Step 1: Identify and name your business assets
As a starting point, you need to have an inventory of corporate assets from which your risk analysis and assessment will be based. Create an inventory of assets that you know are of significant value to the company or that, if compromised, could put the company at risk. This will give you a clear idea of priorities and allow you to focus on the essential corporate assets - those that are valuable to the company. Use an asset register to set up basic asset types such as:
For each asset type, enter and name your specific business assets. Be specific.
Step 2: Identify and assign asset owners
Each named asset should have a business owner within the company who is responsible for it. It should be someone in the top management of the company who has responsibility but also authority over the asset. Assets as sources of potential threats and vulnerabilities.
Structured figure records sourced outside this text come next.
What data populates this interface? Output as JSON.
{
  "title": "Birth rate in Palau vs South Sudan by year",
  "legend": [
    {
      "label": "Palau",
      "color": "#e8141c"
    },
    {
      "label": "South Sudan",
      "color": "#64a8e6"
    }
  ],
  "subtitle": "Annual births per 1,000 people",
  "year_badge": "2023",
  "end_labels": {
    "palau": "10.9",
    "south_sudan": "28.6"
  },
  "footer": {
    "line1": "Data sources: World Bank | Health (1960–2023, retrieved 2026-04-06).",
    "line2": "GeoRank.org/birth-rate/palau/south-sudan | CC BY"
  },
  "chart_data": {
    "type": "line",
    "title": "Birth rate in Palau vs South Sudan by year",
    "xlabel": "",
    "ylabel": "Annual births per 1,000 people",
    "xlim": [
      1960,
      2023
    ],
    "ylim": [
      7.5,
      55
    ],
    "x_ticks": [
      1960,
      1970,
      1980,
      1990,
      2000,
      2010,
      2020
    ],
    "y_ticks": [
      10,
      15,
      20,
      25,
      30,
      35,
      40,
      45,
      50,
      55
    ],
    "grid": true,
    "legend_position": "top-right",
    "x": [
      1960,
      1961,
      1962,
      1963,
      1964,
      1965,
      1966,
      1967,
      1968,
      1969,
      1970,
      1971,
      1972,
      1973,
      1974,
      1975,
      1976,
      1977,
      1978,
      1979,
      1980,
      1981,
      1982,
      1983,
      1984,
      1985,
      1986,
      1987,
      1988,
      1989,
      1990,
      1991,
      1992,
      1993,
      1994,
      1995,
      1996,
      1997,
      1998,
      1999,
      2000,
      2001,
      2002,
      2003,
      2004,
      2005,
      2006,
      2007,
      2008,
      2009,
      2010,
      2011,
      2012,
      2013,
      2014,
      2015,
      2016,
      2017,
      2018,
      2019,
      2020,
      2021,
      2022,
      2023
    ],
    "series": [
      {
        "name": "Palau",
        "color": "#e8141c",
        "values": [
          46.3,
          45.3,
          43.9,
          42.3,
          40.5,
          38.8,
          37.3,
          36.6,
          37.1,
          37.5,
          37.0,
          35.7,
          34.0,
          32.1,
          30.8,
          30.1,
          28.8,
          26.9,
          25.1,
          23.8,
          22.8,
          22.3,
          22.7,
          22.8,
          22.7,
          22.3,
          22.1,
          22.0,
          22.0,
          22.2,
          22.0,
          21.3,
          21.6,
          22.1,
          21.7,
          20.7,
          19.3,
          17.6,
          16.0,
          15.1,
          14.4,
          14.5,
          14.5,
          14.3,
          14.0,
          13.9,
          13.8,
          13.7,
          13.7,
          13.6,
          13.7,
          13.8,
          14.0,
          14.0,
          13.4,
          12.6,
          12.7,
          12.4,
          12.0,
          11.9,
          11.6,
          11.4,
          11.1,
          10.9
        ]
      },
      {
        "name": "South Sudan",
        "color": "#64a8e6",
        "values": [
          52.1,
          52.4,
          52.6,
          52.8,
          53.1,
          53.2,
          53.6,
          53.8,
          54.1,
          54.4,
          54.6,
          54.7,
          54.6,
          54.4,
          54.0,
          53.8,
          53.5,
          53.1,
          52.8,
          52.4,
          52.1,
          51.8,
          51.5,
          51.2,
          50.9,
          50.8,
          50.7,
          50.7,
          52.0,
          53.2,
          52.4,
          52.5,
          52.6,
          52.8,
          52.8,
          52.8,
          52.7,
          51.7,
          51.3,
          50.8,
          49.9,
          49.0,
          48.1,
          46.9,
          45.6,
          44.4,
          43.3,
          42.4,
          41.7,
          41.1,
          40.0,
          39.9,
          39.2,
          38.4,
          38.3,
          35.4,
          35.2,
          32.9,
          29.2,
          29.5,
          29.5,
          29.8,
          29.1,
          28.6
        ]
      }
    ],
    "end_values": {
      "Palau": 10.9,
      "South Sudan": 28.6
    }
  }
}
Step 3: Identify threats and vulnerabilities to the assets
Every asset can succumb to some threats and has vulnerabilities. Carefully analyze each asset and identify and assign potential threats and vulnerabilities to it
Step 4: Name the risks and assign their owners
Based on the first three steps, identify the risks and their owners. Risk owners have the responsibility for risk mitigation and have sufficient authority to manage the risk.
Step 5: Evaluate each individual risk
Evaluate the risks and assign them probabilities of occurrence and impacts.
Step 6: Prioritise the risks
You need to create priorities in your risk list. You cannot address everything at once. A risk matrix helps you do this by visualizing the risks according to their likelihood and impact. Naturally, risks with high probability and impact have the highest priority. These are the ones that can put you most at risk and are worth addressing as a priority.
Step 7: Create measures, corrective or preventive actions for the priority risks
Based on the priorities, you'll move on to the final step, which is to create a set of actions that mitigate the risks (mitigate, eliminate or reduce their impact or likelihood of occurrence). Risks can never be completely eliminated, only their likelihood or impact reduced. The basic measures can be divided into
- risk transfer
- risk acceptance
- risk prevention and avoidance
You assign owners to each measure and use tasks to manage its implementation over time. We also recommend conducting regular status review meetings. Record and share the meetings and their results using minutes.